Im Deutschen Bundestag hat AfD-Abgeordneter Dirk Brandes Bitcoin als dezentrales, staatsfreies Geld als Schutz vor Inflation, Überwachung und dem programmierbaren digitalen Euro gepriesen und konkrete regulatorische Erleichterungen gefordert.
Das Wichtigste im Überblick:
Bundestagsabgeordneter stellt Bitcoin als staatenloses Geld vor
Heute hat der AfD-Bundestagsabgeordnete Dirk Brandes im Plenum des Deutschen Bundestages eine Rede gehalten, in der Bitcoin explizit als strategische Reserve und Schutz vor Inflation und staatlicher Überwachung gepriesen wurde.
🇩🇪 Dirk Brandes (AfD) stellte im Bundestag Bitcoin dem digitalen Euro gegenüber. Er beschrieb Bitcoin als funktionierendes „digitales Gold“, das dezentral, begrenzt und nicht manipulierbar sei.

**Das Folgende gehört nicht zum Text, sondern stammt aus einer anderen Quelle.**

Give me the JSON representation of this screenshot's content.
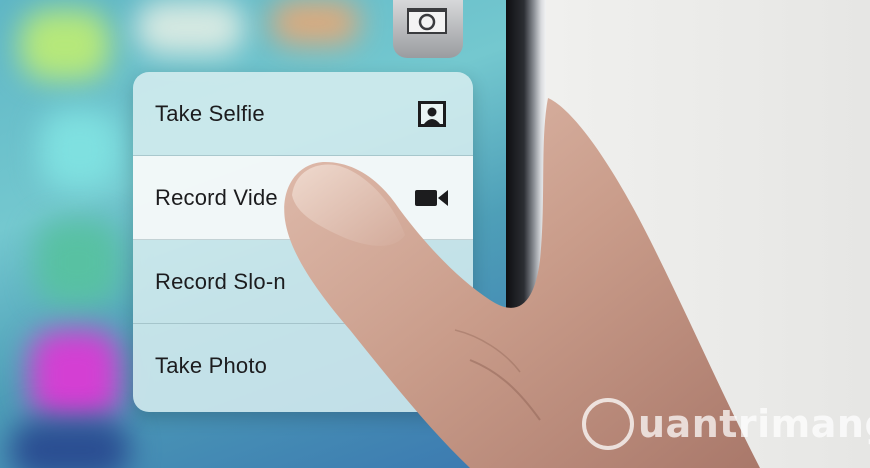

Zudem sprach er sich für mehr Rechtssicherheit beim Mining, beim Lightning-Netzwerk ⚡️… pic.twitter.com/ehP2wbkcR7
— BitcoinDACH (@BitcoinDACH) December 5, 2025
Unter dem Tagesordnungspunkt „Bargeld erhalten – Digitale Zentralbankwährung stoppen – Bitcoin als Chance nutzen“ (Drucksache 20/146xx) brachte die AfD-Fraktion mehrere Anträge ein. Brandes, finanzpolitischer Sprecher der Fraktion, nutzte seine Redezeit von fünf Minuten, um vor fast leerem Plenarsaal eine klare Botschaft zu senden:
„Bitcoin ist das erste funktionierende digitale, staatsfreie Geld der Welt. Dezentral begrenzt, nicht manipulierbar. Ein digitales Gold ohne Bank, ohne Genehmigung, ohne politische Einflussnahme.“
Freies Geld gegen programmierbares, finanzielles Kontrollmittel – der digitale Euro
Brandes ging noch einen Schritt weiter und grenzte Bitcoin als Alternative gegen den digitalen Euro ab. Dabei hob er vor allen Dingen, die Programmierbarkeit einer digitalen Währung hervor. Diese würde Bürger nämlich staatlichen Übergriffen ausliefern.
Der Abgeordnete sieht Deutschland daher finanzpolitisch an einem Scheideweg, dabei geht es um die Frage: “Bleibt Deutschland finanziell weiterhin frei mit Bitcoin, Bargeld, Gold […] oder entscheidet sich der Staat für digitale Kontrolle mit dem digitalen Euro?”
Konkrete Vorschläge für eine Regulation von Kryptowährungen
Brandes hatte deshalb auch konkrete Vorstellungen für eine Regulation von Kryptowährungen. Er fordert eine eindeutige Trennung in der Regulation zwischen Bitcoin und “zentralisierten Token”. Er spielte dabei darauf an, dass der Staat Bitcoin nicht mit Token als “digitales Wertpapier” gleichstellen sollte.
Dies impliziert eine Regulation von Bitcoin als “digitaler Rohstoff” nach US-amerikanischem Vorbild, was niedrigere Steuern und eine niedrigere regulatorische Hürde bedeutet. Zudem sprach er sich auch für die Erhaltung des Status Quo bei privaten Krypto Wallets aus, die derzeit von Regulation weitestgehend verschont sind.
Weitere Punkte, die er kurz einbrachte, waren die Rechtssicherheit für Mining und das Lightning-Network von Bitcoin. Der Abgeordnete verteidigte ebenfalls die 12-Monate-Haltefrist, die Anleger, die in Kryptowährungen investieren und 12 Monate halten, von Steuern befreit.